The United States Centers for Disease Control commissioned the Nebraska Biocontainment Unit in 2005. In 2014, three patients with Ebola virus disease were medically evacuated from Africa to the Nebraska Biocontainment Unit.

It was one of three units selected to care for United States citizens. The unit is a secured area with highly trained staff who safely provide all levels of care to patients infected with deadly infectious diseases.

Tuesday, Kadlec toured the facility and watched a training class. 

Staff participates in numerous drills throughout the year and most work full-time in other areas of Nebraska Medicine but remain on-call to report promptly for duty when the unit is activated. The entire unit is specially isolated from the rest of the hospital, using its own ventilation system and security access.

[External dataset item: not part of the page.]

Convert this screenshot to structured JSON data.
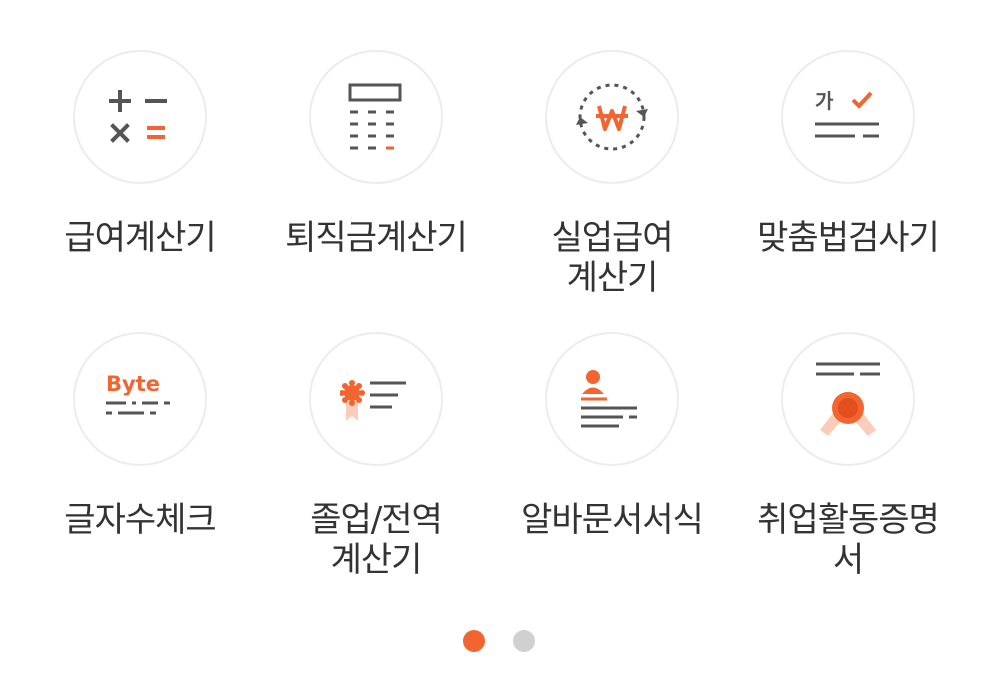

"As we got more and more into taking patients, and the unit was more and more occupied, patients, family, staff," UNMC chancellor Jeffrey Gold said. "The need for people to be trained for the specific care of Ebola across the country and around the world started to escalate very quickly. We needed to improvise settings to do it." 

The next step is the completion of the National Ebola Training and Education Center, which is set to open in the Fall of 2018. Kavlec says this facility will be the model of how to treat Ebola around the world. The facility will even have the federal government funding some of the equipment, pending the approval of Congress.